ЛЮБОВЬ  ПОСЛЕ  СМЕРТИ
Рассказ
С остановки автобуса Макарычев зашёл в супермаркет – купить, вина, фруктов, коробку конфет и кое-что из закуски. А в душном цветочном павильоне выбрал жёлтую розу – Лина такие любила.
– Ну, Алёшенька, ты в своём амплуа! И куда ты только это набрал?.. – взволнованно говорила она, накрывая скатёркой письменный стол покойного мужа и расставляя на нём посуду. – Наверно, с подъезда заметил, что во всём доме ремонт – во всех квартирах батареи и канализацию уже второй месяц меняют – и конца-краю не видно! Покажутся гастарбайтеры на час-другой, пыль поднимут, работу изобразят – и на неделю исчезают. У них Ураза, очень есть хочется... Садись ближе к окну – тут пыли меньше и не так душно. Видишь – всё завалено книгами, а мне не хочется ничего менять: пусть всё будет, как при нём... Не думала я, что ты так рано приедешь – летом: ожидала, что в конце октября – к годовщине Димы подгадаешь. Выступишь, может, напишешь что-то о нём как самый верный и единственный друг. Остальные после его кончины словно и сами умерли: не заходят, не звонят... Хотя, знаешь, на поминках, как водится, обещали мне заботу и внимание... В отделении союза писателей к трёхлетию его смерти, правда, планируют вечер памяти. А одна частная студия видеофильмов вдруг взялась сделать о нём картину, если спонсоры найдутся или союз писателей профинансирует. Только где нынче у союза деньги: вошь на аркане да блоха на цепи... Отдала уже киношникам кое-какие материалы: его фотографии, театральные съёмки его спектаклей, афиши. И по одной книге из двадцати семи, им написанных, конечно. Ковыляю с палочкой по кабинетам, хлопочу, унижаюсь, упрашиваю чиновников в министерстве культуры, чтобы последние два тома его Собрания сочинений наконец издали. Они давно в типографии лежат – набранные, сверстанные, хоть сейчас в печатный станок. Ещё при жизни Димы обещали напечатать, а вот и после его смерти денег не дают из бюджета области или города. Завистники и враги его не унимаются, интригуют: мол, зачем апологета советской власти и критика нынешнего режима печатать?.. Хотя бы вроде и главный враг его, председатель союза, в прошлом году последовал за Димой – не далеко друг от друга лежат.
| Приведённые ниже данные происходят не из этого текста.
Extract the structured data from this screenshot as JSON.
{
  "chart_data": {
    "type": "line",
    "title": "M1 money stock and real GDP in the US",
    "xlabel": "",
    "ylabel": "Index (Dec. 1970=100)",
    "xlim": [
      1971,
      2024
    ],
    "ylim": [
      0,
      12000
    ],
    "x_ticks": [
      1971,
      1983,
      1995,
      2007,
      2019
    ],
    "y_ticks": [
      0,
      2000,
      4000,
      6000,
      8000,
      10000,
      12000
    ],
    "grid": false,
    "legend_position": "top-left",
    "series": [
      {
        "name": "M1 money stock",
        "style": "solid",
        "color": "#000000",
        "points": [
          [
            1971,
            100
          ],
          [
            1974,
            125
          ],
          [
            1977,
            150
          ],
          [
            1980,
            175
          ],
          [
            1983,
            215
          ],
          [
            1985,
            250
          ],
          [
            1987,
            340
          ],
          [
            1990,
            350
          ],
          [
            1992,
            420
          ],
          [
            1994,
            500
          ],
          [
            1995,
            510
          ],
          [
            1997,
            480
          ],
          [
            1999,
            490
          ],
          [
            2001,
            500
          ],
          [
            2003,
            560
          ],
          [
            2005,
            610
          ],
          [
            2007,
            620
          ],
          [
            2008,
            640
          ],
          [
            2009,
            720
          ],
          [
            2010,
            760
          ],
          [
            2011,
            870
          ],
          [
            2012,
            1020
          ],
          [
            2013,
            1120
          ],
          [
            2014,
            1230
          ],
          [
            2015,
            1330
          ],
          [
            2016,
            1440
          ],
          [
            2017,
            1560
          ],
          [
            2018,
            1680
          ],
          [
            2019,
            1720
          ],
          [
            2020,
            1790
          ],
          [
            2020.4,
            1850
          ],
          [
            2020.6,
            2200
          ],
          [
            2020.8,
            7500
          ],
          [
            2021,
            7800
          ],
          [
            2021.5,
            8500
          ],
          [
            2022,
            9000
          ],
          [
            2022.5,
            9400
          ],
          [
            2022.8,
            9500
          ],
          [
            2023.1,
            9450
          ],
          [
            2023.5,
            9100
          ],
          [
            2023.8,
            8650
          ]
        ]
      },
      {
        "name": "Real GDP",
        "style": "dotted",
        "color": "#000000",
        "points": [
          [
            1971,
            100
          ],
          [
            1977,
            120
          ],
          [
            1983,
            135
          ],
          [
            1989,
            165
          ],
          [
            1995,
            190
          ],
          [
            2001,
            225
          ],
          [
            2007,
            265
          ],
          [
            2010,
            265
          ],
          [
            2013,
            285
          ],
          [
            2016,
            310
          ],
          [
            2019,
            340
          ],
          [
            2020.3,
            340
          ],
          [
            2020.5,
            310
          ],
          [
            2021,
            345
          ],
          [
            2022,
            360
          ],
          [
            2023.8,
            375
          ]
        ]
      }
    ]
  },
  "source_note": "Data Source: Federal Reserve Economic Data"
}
Посмертно объявили классиком, хотят памятник поставить и какую-то улицу переименовать... А у тебя, кроме уже опубликованного, ничего о нём нет? Киношникам особенно недостаёт съёмок на плёнку или на видео, где бы присутствовал он – живой.
– В моём домашнем компьютере точно есть, – печально отозвался Макарычев. Три года назад он приезжал в это же время, и Дима был живой, а осенью звонок: прилёг старый друг на кровать в ожидании полдника – и больше не встал: обширный инфаркт – мгновенная смерть. –  А вот привёз ли тебе на флешке – сомневаюсь. Со своим ноутбуком тащиться не решился – тяжело. У вас вроде был комп – где он?..
– Тимошка, внук, забрал. Дима так и не научился из-за плохого зрения на нём работать, пишущей машинкой обходился. А мне он тоже не нужен. Статьи свои по искусству пишу, если просят иногда, по старинке – чернилами. В издательстве набирают, дают мне в считку, правку. Так же и с Димиными книгами было: получал контрольный экземпляр и его дорабатывал. Ты же знаешь, каким он дотошным был: редакторам и корректорам не доверял, всё сам-сам: авторская корректура и редактура. 
– Я у армейского друга, Раифа Муратова, – ты должна его помнить, – остановился: у них ноутбук есть, просмотрю все свои флешки. И если что-то на них пригодное для фильма узрю, отдам тебе – и пусть Тимофей твой скинет на свой компьютер для киношников и тебе на память.   А не окажется – перешлю ему по электронной почте через две недели, когда домой вернусь... Главное же – я у Димы на могиле хочу побывать. С пятьдесят седьмого с ним дружили, студентами вместе в литературу входили, когда вы ещё только начали встречаться. В этом году и ему семьдесят пять стукнуло. Прости, что не позвонил тебе.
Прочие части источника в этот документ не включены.